Salah satu alasan utama meningkatnya tren staycation bisnis adalah lokasi Cikarang yang sangat strategis. Kawasan ini terhubung langsung dengan Tol Jakarta-Cikampek dan dikelilingi berbagai kawasan industri besar seperti Jababeka.

Keunggulan tersebut memudahkan pelaku usaha untuk berpindah dari pabrik, kantor cabang, hingga pusat distribusi dalam waktu yang lebih singkat. Efisiensi mobilitas ini membantu perusahaan menghemat waktu sekaligus menekan biaya operasional.

Tak hanya itu, hotel-hotel di kawasan Cikarang juga menghadirkan berbagai fasilitas yang mendukung kebutuhan perjalanan bisnis, mulai dari ruang rapat berkapasitas kecil hingga ruang pertemuan untuk kegiatan perusahaan berskala menengah. 

Sementara di Bekasi, hotel dengan fasilitas konvensi lengkap seperti HARRIS Hotel & Conventions Bekasi juga menjadi pilihan bagi perusahaan yang membutuhkan ruang pertemuan lebih besar.

Konsep bleisure travel, yaitu menggabungkan perjalanan bisnis dengan aktivitas rekreasi, kini menjadi tren global. Benchmark Asia Pacific 2025 mencatat hampir 70 persen pelaku perjalanan bisnis memilih memperpanjang masa menginap untuk menikmati waktu santai setelah menyelesaikan pekerjaan.

Perubahan pola perjalanan ini membuat perusahaan tidak lagi hanya mencari hotel yang memiliki ruang meeting, tetapi juga mengutamakan kenyamanan, suasana yang tenang, hingga fasilitas penunjang relaksasi agar produktivitas tetap terjaga.

Brand & Marketing Director Ascott Indonesia, Irene Janti, mengatakan bahwa tren staycation bisnis mencerminkan perubahan cara perusahaan dalam mendukung karyawan selama melakukan perjalanan kerja.

"Perusahaan kini mencari hotel bisnis yang tidak hanya menyediakan ruang meeting, tetapi juga menciptakan pengalaman menginap yang mendukung keseimbangan kerja dan kesejahteraan, sehingga produktivitas tetap terjaga tanpa mengorbankan kenyamanan," ujarnya.

Selain lokasi dan fasilitas, pengalaman menginap juga menjadi pertimbangan utama. Hal tersebut tercermin dari ulasan tamu bisnis yang pernah menginap di FOX Lite Hotel Cikarang.

Seorang tamu bernama Dini yang menginap pada April 2026 melalui ulasan di TripAdvisor menyebut kamar hotel terasa nyaman, bersih, serta memiliki kualitas makanan yang sesuai dengan selera Indonesia.

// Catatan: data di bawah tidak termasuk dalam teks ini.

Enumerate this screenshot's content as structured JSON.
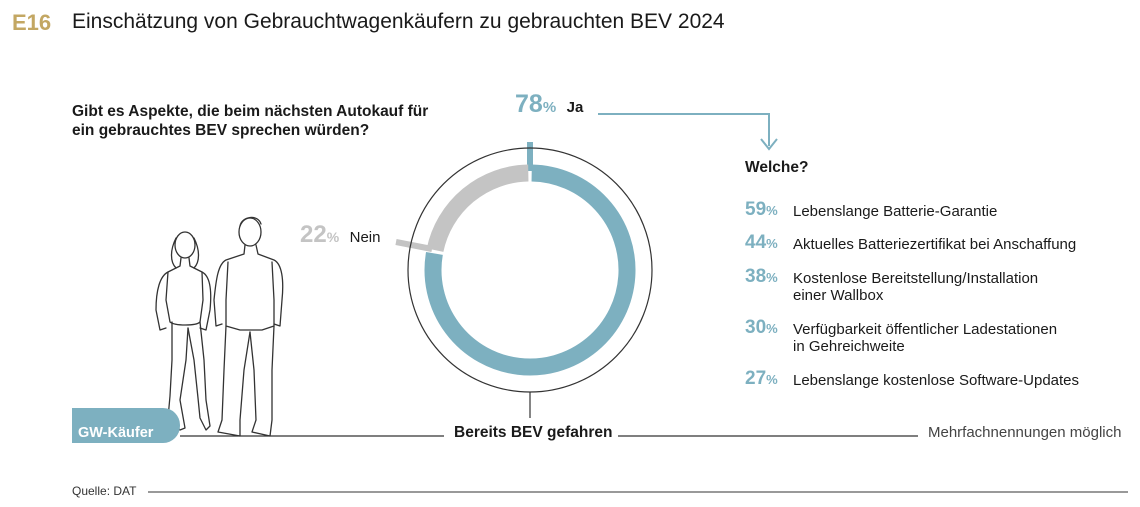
{
  "header": {
    "code": "E16",
    "title": "Einschätzung von Gebrauchtwagenkäufern zu gebrauchten BEV 2024"
  },
  "question": "Gibt es Aspekte, die beim nächsten Autokauf für ein gebrauchtes BEV sprechen würden?",
  "colors": {
    "accent_gold": "#c3a763",
    "ja_blue": "#7db0c0",
    "nein_gray": "#c4c4c4",
    "line_dark": "#333333"
  },
  "chart_data": [
    {
      "type": "pie",
      "title": "",
      "slices": [
        {
          "label": "Ja",
          "value": 78,
          "value_text": "78",
          "unit": "%"
        },
        {
          "label": "Nein",
          "value": 22,
          "value_text": "22",
          "unit": "%"
        }
      ]
    },
    {
      "type": "table",
      "title": "Welche?",
      "rows": [
        {
          "value": 59,
          "value_text": "59",
          "unit": "%",
          "label_lines": [
            "Lebenslange Batterie-Garantie"
          ]
        },
        {
          "value": 44,
          "value_text": "44",
          "unit": "%",
          "label_lines": [
            "Aktuelles Batteriezertifikat bei Anschaffung"
          ]
        },
        {
          "value": 38,
          "value_text": "38",
          "unit": "%",
          "label_lines": [
            "Kostenlose Bereitstellung/Installation",
            "einer Wallbox"
          ]
        },
        {
          "value": 30,
          "value_text": "30",
          "unit": "%",
          "label_lines": [
            "Verfügbarkeit öffentlicher Ladestationen",
            "in Gehreichweite"
          ]
        },
        {
          "value": 27,
          "value_text": "27",
          "unit": "%",
          "label_lines": [
            "Lebenslange kostenlose Software-Updates"
          ]
        }
      ]
    }
  ],
  "labels": {
    "gw_kaeufer": "GW-Käufer",
    "bev_gefahren": "Bereits BEV gefahren",
    "mehrfach": "Mehrfachnennungen möglich",
    "source": "Quelle: DAT"
  }
}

Testimoni tersebut menunjukkan bahwa aspek sederhana seperti kebersihan kamar, suasana yang tenang, hingga kualitas kuliner mampu memberikan pengalaman menginap yang lebih baik bagi tamu dengan jadwal kerja padat.

Dengan meningkatnya investasi, berkembangnya kawasan industri, serta perubahan pola perjalanan kerja menuju konsep bleisure, hotel bisnis di Cikarang diperkirakan akan terus mengalami pertumbuhan.